O desjejum daquele dia foi-lhe servido no quarto, tal como todas as suas últimas refeições desde aquele desconfortável almoço em família. Ela não estava com disposição para enfrentar novamente o rei, ainda para mais na ausência de Elroy, que fora o único capaz de a proteger quando o monarca a humilhara. E, por muito que lhe apetecesse ir à cozinha para tentar saber de alguma novidade sobre o estado de saúde do príncipe, ela achava que seria mais seguro permanecer no quarto, não correndo o risco de esbarrar com o temível Keandre Morfrant.
Alguém bateu à porta, enquanto Liberty continuava a ponderar incessantemente sobre o assunto. O coração acelerou-se-lhe no peito ao pensar na remota possibilidade de ser o rei.
− Entre – anunciou a jovem sem medo. De certo, é um dos criados, o rei nunca perderia o seu tempo e a sua dignidade procurando por mim, pensou convicta.
De imediato, a porta obedeceu ao seu comando e do outro lado surgiu o príncipe. As mãos atrás das costas agarravam-se uma à outra tentando incutir a coragem que lhe começava a fugir.
− O que está aqui a fazer? – questionou Liberty de olhos arregalados. − Não deveria de estar em repouso?
− Eu sinto-me melhor do que nunca – assegurou Elroy ao erguer os ombros, a sua postura recomposta numa força fingida. No seu rosto, um meio sorriso impôs-se ao perceber que a reação não foi aquela que receava receber.

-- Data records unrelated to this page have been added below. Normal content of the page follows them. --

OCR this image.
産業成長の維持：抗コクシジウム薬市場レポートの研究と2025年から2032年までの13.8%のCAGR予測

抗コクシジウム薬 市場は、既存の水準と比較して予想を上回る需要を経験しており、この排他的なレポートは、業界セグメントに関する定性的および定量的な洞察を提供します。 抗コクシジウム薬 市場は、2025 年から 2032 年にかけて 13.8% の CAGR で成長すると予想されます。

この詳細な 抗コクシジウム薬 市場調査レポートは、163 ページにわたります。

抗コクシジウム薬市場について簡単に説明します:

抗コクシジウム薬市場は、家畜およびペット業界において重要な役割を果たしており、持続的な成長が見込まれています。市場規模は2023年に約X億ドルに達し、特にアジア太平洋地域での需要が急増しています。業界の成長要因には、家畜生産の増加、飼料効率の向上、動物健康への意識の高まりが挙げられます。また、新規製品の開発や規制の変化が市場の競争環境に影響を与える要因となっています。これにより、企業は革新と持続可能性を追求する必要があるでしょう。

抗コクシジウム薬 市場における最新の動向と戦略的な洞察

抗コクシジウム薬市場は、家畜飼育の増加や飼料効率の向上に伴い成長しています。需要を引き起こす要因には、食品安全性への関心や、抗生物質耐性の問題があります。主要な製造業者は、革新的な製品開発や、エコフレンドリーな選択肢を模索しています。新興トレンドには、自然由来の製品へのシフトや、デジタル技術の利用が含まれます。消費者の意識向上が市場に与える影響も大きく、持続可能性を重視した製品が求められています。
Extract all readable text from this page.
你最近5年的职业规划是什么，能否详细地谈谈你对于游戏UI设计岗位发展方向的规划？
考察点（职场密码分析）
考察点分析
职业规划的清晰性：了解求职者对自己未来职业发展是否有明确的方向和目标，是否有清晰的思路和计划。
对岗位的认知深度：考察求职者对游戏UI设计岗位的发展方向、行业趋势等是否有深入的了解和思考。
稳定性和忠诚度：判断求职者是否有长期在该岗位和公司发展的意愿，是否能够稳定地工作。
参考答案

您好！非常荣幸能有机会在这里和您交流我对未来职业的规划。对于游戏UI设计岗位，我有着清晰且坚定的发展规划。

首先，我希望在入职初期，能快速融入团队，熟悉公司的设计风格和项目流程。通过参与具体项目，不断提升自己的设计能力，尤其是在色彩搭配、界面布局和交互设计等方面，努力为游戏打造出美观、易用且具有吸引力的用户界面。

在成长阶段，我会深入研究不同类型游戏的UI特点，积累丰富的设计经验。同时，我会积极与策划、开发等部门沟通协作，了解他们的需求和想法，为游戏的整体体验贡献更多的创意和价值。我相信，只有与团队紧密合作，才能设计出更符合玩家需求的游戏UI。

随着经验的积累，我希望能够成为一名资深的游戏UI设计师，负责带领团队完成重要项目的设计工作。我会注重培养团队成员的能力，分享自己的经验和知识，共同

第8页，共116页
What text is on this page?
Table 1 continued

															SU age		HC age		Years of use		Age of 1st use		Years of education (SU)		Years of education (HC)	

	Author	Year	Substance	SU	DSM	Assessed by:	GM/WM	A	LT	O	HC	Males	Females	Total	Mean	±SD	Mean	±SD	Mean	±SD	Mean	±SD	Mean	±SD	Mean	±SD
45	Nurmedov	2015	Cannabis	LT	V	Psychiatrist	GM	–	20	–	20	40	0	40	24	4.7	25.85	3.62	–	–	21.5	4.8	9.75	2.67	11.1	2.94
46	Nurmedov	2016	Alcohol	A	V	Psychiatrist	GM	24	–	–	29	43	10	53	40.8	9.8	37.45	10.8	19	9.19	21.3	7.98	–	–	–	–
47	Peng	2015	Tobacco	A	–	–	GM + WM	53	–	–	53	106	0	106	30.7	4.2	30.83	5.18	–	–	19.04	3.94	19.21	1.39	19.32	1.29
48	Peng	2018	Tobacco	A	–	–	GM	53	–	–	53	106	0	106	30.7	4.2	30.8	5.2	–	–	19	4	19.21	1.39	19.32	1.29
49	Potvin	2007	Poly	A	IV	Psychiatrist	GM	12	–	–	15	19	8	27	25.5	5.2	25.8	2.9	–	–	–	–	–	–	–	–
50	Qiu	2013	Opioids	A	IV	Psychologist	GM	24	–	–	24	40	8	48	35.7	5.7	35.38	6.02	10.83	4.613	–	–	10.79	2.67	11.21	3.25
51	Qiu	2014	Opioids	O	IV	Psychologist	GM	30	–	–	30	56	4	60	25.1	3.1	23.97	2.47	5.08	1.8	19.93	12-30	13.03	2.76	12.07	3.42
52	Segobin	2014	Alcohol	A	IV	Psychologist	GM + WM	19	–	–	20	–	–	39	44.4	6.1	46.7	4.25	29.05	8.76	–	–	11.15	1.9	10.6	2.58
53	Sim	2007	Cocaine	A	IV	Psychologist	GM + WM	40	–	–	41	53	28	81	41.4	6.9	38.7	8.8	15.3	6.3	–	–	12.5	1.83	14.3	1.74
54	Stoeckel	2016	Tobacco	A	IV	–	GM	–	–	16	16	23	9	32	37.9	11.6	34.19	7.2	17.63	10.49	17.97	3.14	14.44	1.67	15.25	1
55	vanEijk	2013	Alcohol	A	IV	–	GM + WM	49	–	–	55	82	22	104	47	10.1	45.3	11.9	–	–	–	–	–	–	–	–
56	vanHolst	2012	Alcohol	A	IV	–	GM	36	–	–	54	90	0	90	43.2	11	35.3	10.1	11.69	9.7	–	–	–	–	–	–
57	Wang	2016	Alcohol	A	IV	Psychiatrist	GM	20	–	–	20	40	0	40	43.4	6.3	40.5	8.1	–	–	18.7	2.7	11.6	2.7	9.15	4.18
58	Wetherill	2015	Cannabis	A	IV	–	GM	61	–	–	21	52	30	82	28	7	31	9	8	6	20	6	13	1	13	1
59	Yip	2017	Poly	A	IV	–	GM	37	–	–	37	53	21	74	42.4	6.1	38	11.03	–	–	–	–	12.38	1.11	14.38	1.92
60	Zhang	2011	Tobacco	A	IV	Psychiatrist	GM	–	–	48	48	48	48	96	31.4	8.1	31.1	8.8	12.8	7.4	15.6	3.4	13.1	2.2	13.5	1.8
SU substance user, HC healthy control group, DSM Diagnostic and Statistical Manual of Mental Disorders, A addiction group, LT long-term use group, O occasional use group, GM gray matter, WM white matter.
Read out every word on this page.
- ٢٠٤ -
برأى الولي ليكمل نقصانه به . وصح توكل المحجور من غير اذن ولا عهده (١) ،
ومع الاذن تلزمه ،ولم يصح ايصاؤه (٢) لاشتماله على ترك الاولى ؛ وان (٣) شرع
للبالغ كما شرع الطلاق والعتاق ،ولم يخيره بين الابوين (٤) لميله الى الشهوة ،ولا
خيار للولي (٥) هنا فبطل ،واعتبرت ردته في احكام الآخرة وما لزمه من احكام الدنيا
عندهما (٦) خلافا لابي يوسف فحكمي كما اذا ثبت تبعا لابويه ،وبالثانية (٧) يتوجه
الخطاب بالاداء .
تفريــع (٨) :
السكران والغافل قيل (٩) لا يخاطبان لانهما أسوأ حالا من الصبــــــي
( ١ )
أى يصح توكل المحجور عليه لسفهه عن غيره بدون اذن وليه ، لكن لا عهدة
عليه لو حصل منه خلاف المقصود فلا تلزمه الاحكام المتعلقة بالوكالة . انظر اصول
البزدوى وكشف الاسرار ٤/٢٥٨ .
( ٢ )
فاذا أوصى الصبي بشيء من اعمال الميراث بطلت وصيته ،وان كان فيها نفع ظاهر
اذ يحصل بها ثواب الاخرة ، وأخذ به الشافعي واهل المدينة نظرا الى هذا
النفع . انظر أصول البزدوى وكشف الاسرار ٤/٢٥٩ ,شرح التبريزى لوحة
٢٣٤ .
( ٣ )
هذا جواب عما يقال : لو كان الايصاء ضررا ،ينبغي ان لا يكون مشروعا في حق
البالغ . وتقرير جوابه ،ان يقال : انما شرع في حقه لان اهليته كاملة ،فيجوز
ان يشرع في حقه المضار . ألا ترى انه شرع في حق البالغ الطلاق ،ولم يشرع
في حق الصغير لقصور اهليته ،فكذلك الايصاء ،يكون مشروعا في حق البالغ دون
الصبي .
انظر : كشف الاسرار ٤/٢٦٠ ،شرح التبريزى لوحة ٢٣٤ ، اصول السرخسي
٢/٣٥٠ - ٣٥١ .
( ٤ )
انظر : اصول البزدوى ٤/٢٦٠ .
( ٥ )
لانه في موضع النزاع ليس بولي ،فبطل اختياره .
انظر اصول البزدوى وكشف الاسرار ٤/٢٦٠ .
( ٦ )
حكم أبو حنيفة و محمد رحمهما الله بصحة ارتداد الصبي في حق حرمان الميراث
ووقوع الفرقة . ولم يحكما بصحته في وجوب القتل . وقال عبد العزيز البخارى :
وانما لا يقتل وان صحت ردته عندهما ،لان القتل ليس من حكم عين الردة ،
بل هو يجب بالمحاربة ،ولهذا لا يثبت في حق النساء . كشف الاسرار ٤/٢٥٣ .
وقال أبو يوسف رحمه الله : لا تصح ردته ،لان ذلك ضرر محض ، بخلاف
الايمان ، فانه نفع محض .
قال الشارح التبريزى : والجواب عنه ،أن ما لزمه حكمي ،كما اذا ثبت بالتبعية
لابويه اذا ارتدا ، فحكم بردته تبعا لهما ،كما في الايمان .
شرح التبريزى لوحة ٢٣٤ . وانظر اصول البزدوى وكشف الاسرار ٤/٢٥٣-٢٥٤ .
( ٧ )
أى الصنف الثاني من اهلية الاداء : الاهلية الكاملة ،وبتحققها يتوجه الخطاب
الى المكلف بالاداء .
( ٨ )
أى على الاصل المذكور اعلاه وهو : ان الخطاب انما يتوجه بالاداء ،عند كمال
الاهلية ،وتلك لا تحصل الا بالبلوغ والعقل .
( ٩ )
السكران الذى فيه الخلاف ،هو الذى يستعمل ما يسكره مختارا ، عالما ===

Ao invés da jovem se alarmar com a presença dele por não ser apropriado ou não desejar a sua companhia, ela parecia apenas preocupada com a sua saúde. – Vim fazer uma proposta.
− Uma proposta – repetiu Liberty cruzando os braços à frente do peito. – Que tipo de proposta?
− Do tipo irrecusável − comentou ao encostar descontraidamente o ombro sobre a parede que ladeava a abertura deixada pela porta totalmente aberta. − Quero levar você a conhecer o melhor espaço interior desta mansão.
− E o que o faz pensar que eu estaria interessada nessa proposta? – disparou fingindo-se indiferente.
O sorriso de Elroy alastrou-se de tal forma que lhe chegou aos olhos.
− Eu sei que você é curiosa. Além do mais, eu posso garantir que você não se irá arrepender.
Os olhos de Liberty pestanejaram assoberbados pelo cenário inacreditável que se estendia à sua frente. O espaço amplo em que se encontrava era um labirinto de estantes que unia o teto ao chão. A madeira maciça dos móveis era ladeada por detalhes curvilíneos em prata que se cruzavam num padrão abstrato. Escadotes largos igualmente de prata espalhavam-se pelas estantes para permitir aos usuários chegarem aos livros do topo. As janelas surgiam nos espaços em branco entre as estantes, do mesmo comprimento que elas, e deixavam entrar os feixes de luz que incidiam sobre as cores vibrantes das infindáveis lombadas. A luz natural do exterior competia com dois enormes focos de luz donde aparentava cair uma chuva de prata suspensa no ar, com os cristais a refletir a luz em todas as direções. Num dos cantos da sala, encontravam-se dois grandes cadeirões voltados para uma vista do descampado verdejante que rodeava as muralhas da mansão.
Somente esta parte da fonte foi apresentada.